Generally, if usage and revenue are growing slowly and the free cash is low, then we react by slowing down on hiring, buying servers, etc.

Yes, it can be that a big check of equity funding can open or relax many of these constraints. But it may be that margins and free cash flow are nicely high and the constraints that are 'tight', e.g., management time, rate at which can bring on more software engineer staff, are not relaxed by equity funding.

Programming a multi-interval growth model makes these points quite clear. Just envisioning such software should, for the HN audience, also make the points plenty clear.

So, net: We can't generalize. It might be that for some start up, equity funding cannot help its growth because cash is not nearly one of the tight constraints and, instead, the start up might be able to grow as fast as possible just organically. Common? No. Possible in principle? Yes. Possible in practice? Maybe, but don't try to generalize or theorize. Instead, if have such a case, then recognize, accept, and run with it and tell the people with equity capital "no thanks".

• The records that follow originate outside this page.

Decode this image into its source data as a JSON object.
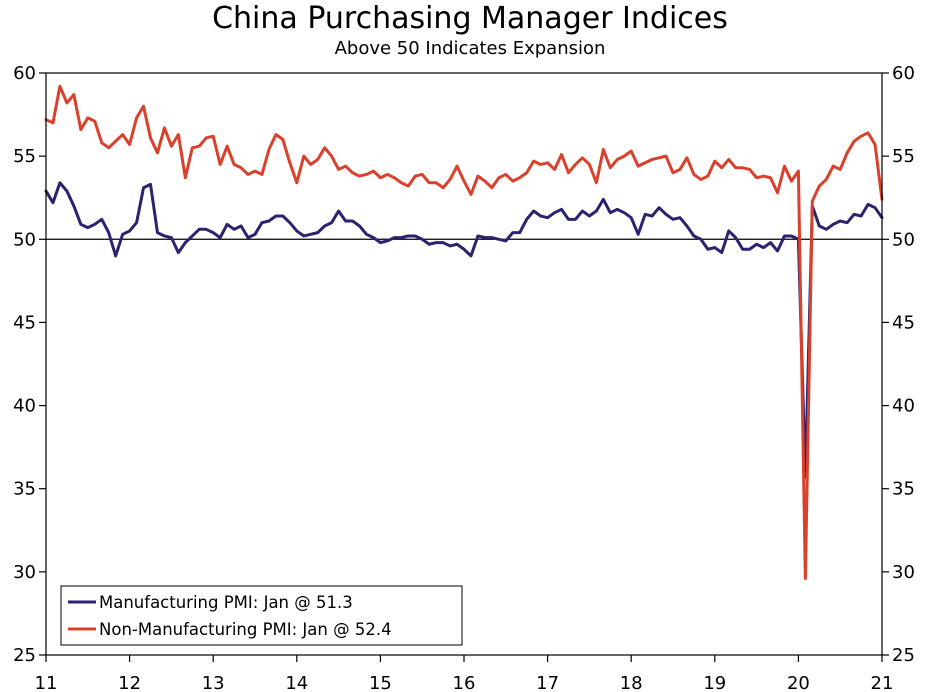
{
  "chart_data": {
    "type": "line",
    "title": "China Purchasing Manager Indices",
    "subtitle": "Above 50 Indicates Expansion",
    "xlabel": "",
    "ylabel": "",
    "ylim": [
      25,
      60
    ],
    "yticks": [
      "25",
      "30",
      "35",
      "40",
      "45",
      "50",
      "55",
      "60"
    ],
    "xlim": [
      2011.0,
      2021.0
    ],
    "xticks": [
      "11",
      "12",
      "13",
      "14",
      "15",
      "16",
      "17",
      "18",
      "19",
      "20",
      "21"
    ],
    "reference_line": 50,
    "x_start": 2011.0,
    "x_step_months": 1,
    "series": [
      {
        "name": "Manufacturing PMI: Jan @ 51.3",
        "color": "#2b2370",
        "values": [
          52.9,
          52.2,
          53.4,
          52.9,
          52.0,
          50.9,
          50.7,
          50.9,
          51.2,
          50.4,
          49.0,
          50.3,
          50.5,
          51.0,
          53.1,
          53.3,
          50.4,
          50.2,
          50.1,
          49.2,
          49.8,
          50.2,
          50.6,
          50.6,
          50.4,
          50.1,
          50.9,
          50.6,
          50.8,
          50.1,
          50.3,
          51.0,
          51.1,
          51.4,
          51.4,
          51.0,
          50.5,
          50.2,
          50.3,
          50.4,
          50.8,
          51.0,
          51.7,
          51.1,
          51.1,
          50.8,
          50.3,
          50.1,
          49.8,
          49.9,
          50.1,
          50.1,
          50.2,
          50.2,
          50.0,
          49.7,
          49.8,
          49.8,
          49.6,
          49.7,
          49.4,
          49.0,
          50.2,
          50.1,
          50.1,
          50.0,
          49.9,
          50.4,
          50.4,
          51.2,
          51.7,
          51.4,
          51.3,
          51.6,
          51.8,
          51.2,
          51.2,
          51.7,
          51.4,
          51.7,
          52.4,
          51.6,
          51.8,
          51.6,
          51.3,
          50.3,
          51.5,
          51.4,
          51.9,
          51.5,
          51.2,
          51.3,
          50.8,
          50.2,
          50.0,
          49.4,
          49.5,
          49.2,
          50.5,
          50.1,
          49.4,
          49.4,
          49.7,
          49.5,
          49.8,
          49.3,
          50.2,
          50.2,
          50.0,
          35.7,
          52.0,
          50.8,
          50.6,
          50.9,
          51.1,
          51.0,
          51.5,
          51.4,
          52.1,
          51.9,
          51.3
        ]
      },
      {
        "name": "Non-Manufacturing PMI: Jan @ 52.4",
        "color": "#d9412c",
        "values": [
          57.2,
          57.0,
          59.2,
          58.2,
          58.7,
          56.6,
          57.3,
          57.1,
          55.8,
          55.5,
          55.9,
          56.3,
          55.7,
          57.3,
          58.0,
          56.1,
          55.2,
          56.7,
          55.6,
          56.3,
          53.7,
          55.5,
          55.6,
          56.1,
          56.2,
          54.5,
          55.6,
          54.5,
          54.3,
          53.9,
          54.1,
          53.9,
          55.4,
          56.3,
          56.0,
          54.6,
          53.4,
          55.0,
          54.5,
          54.8,
          55.5,
          55.0,
          54.2,
          54.4,
          54.0,
          53.8,
          53.9,
          54.1,
          53.7,
          53.9,
          53.7,
          53.4,
          53.2,
          53.8,
          53.9,
          53.4,
          53.4,
          53.1,
          53.6,
          54.4,
          53.5,
          52.7,
          53.8,
          53.5,
          53.1,
          53.7,
          53.9,
          53.5,
          53.7,
          54.0,
          54.7,
          54.5,
          54.6,
          54.2,
          55.1,
          54.0,
          54.5,
          54.9,
          54.5,
          53.4,
          55.4,
          54.3,
          54.8,
          55.0,
          55.3,
          54.4,
          54.6,
          54.8,
          54.9,
          55.0,
          54.0,
          54.2,
          54.9,
          53.9,
          53.6,
          53.8,
          54.7,
          54.3,
          54.8,
          54.3,
          54.3,
          54.2,
          53.7,
          53.8,
          53.7,
          52.8,
          54.4,
          53.5,
          54.1,
          29.6,
          52.3,
          53.2,
          53.6,
          54.4,
          54.2,
          55.2,
          55.9,
          56.2,
          56.4,
          55.7,
          52.4
        ]
      }
    ],
    "legend_position": "bottom-left"
  }
}
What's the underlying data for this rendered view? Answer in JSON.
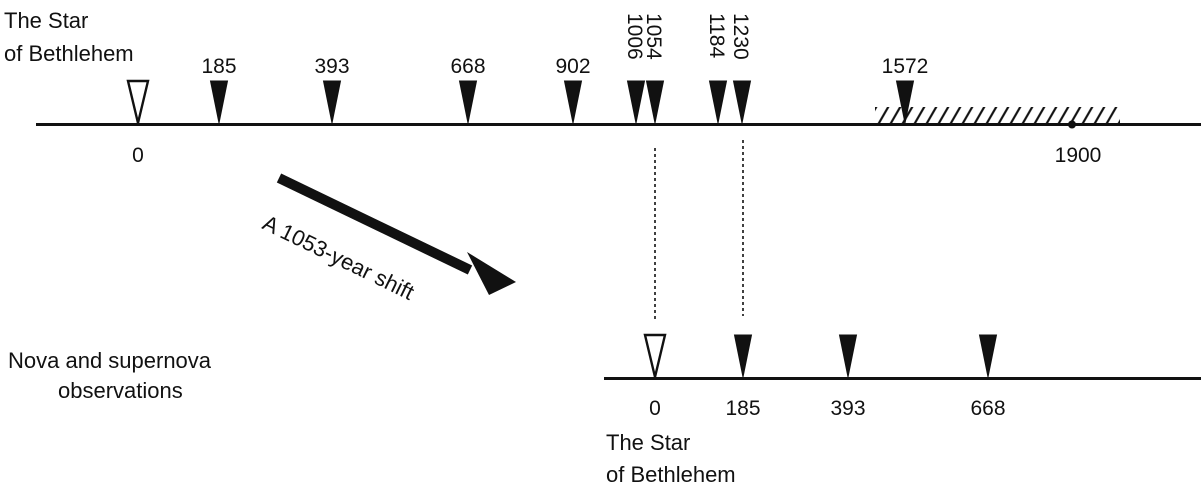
{
  "top_timeline": {
    "title_line1": "The Star",
    "title_line2": "of Bethlehem",
    "origin_label": "0",
    "end_label": "1900",
    "markers": [
      {
        "year": 0,
        "label": "",
        "style": "hollow"
      },
      {
        "year": 185,
        "label": "185",
        "style": "filled",
        "orientation": "horizontal"
      },
      {
        "year": 393,
        "label": "393",
        "style": "filled",
        "orientation": "horizontal"
      },
      {
        "year": 668,
        "label": "668",
        "style": "filled",
        "orientation": "horizontal"
      },
      {
        "year": 902,
        "label": "902",
        "style": "filled",
        "orientation": "horizontal"
      },
      {
        "year": 1006,
        "label": "1006",
        "style": "filled",
        "orientation": "vertical"
      },
      {
        "year": 1054,
        "label": "1054",
        "style": "filled",
        "orientation": "vertical"
      },
      {
        "year": 1184,
        "label": "1184",
        "style": "filled",
        "orientation": "vertical"
      },
      {
        "year": 1230,
        "label": "1230",
        "style": "filled",
        "orientation": "vertical"
      },
      {
        "year": 1572,
        "label": "1572",
        "style": "filled",
        "orientation": "horizontal"
      }
    ],
    "hatched_from": 1550,
    "hatched_to": 1870
  },
  "shift": {
    "label": "A 1053-year shift"
  },
  "bottom_timeline": {
    "side_label_line1": "Nova and supernova",
    "side_label_line2": "observations",
    "caption_line1": "The Star",
    "caption_line2": "of Bethlehem",
    "markers": [
      {
        "year": 0,
        "label": "0",
        "style": "hollow"
      },
      {
        "year": 185,
        "label": "185",
        "style": "filled"
      },
      {
        "year": 393,
        "label": "393",
        "style": "filled"
      },
      {
        "year": 668,
        "label": "668",
        "style": "filled"
      }
    ]
  },
  "colors": {
    "ink": "#111111",
    "background": "#ffffff"
  }
}
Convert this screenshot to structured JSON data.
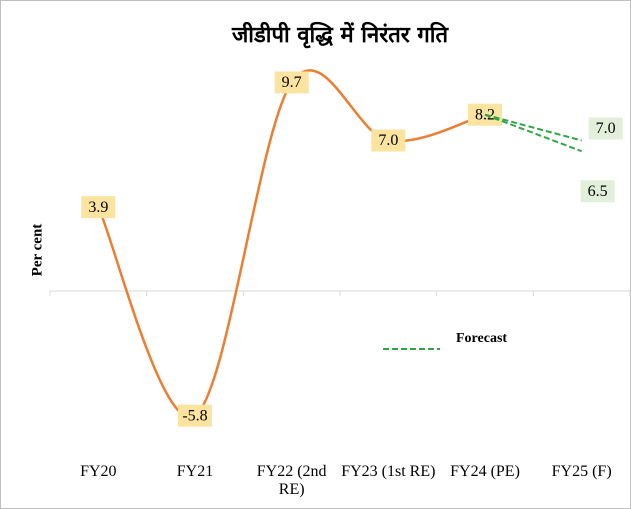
{
  "chart_data": {
    "type": "line",
    "title": "जीडीपी वृद्धि में निरंतर गति",
    "y_label": "Per cent",
    "categories": [
      "FY20",
      "FY21",
      "FY22 (2nd RE)",
      "FY23 (1st RE)",
      "FY24 (PE)",
      "FY25 (F)"
    ],
    "series": [
      {
        "color": "#ed7d31",
        "smooth": true,
        "dashed": false,
        "label_color": "#fbe3a0",
        "values": [
          3.9,
          -5.8,
          9.7,
          7.0,
          8.2,
          null
        ],
        "value_labels": [
          "3.9",
          "-5.8",
          "9.7",
          "7.0",
          "8.2",
          null
        ]
      },
      {
        "name": "Forecast",
        "color": "#2ca744",
        "smooth": false,
        "dashed": true,
        "label_color": "#e2efda",
        "values": [
          null,
          null,
          null,
          null,
          8.2,
          7.0
        ],
        "value_labels": [
          null,
          null,
          null,
          null,
          null,
          "7.0"
        ]
      },
      {
        "color": "#2ca744",
        "smooth": false,
        "dashed": true,
        "label_color": "#e2efda",
        "values": [
          null,
          null,
          null,
          null,
          8.2,
          6.5
        ],
        "value_labels": [
          null,
          null,
          null,
          null,
          null,
          "6.5"
        ]
      }
    ],
    "ylim": [
      -8,
      12
    ],
    "legend": "right"
  }
}
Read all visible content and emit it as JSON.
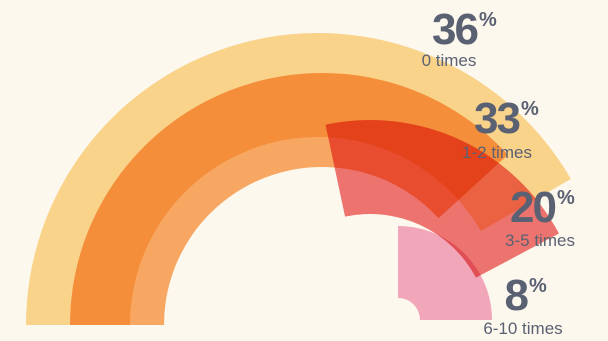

So, really, we can't generalize: Organic growth might be for a business that has just one pizza shop and will never have more, a business selling donuts that opens a new location once a quarter, a Web site that is a lifestyle business and gives the sole proprietor and owner $5 million a year in income but is not growing very quickly, or a similar Web site business that is growing rapidly, as fast as the time of the sole proprietor permits.

Such an organically grown business might be the next "big thing", worth $400+ billion, depending just on the business, say, the Web site, how many users like it how much, and how much free cash flow the revenue from the ads generates. In general we can't say and have to look at the particular business.

But, we can draw conclusions from what was common in the past? When looking for "the next big thing" (NBT), mostly just simple empirical patterns from the past are next to useless, deliberately, even nearly necessarily, so since the NBT might be -- should be, likely is -- quite new and different.

So, again, when looking for NBT start ups, we have to consider them one at a time with little hope of good help from past, simplistic patterns.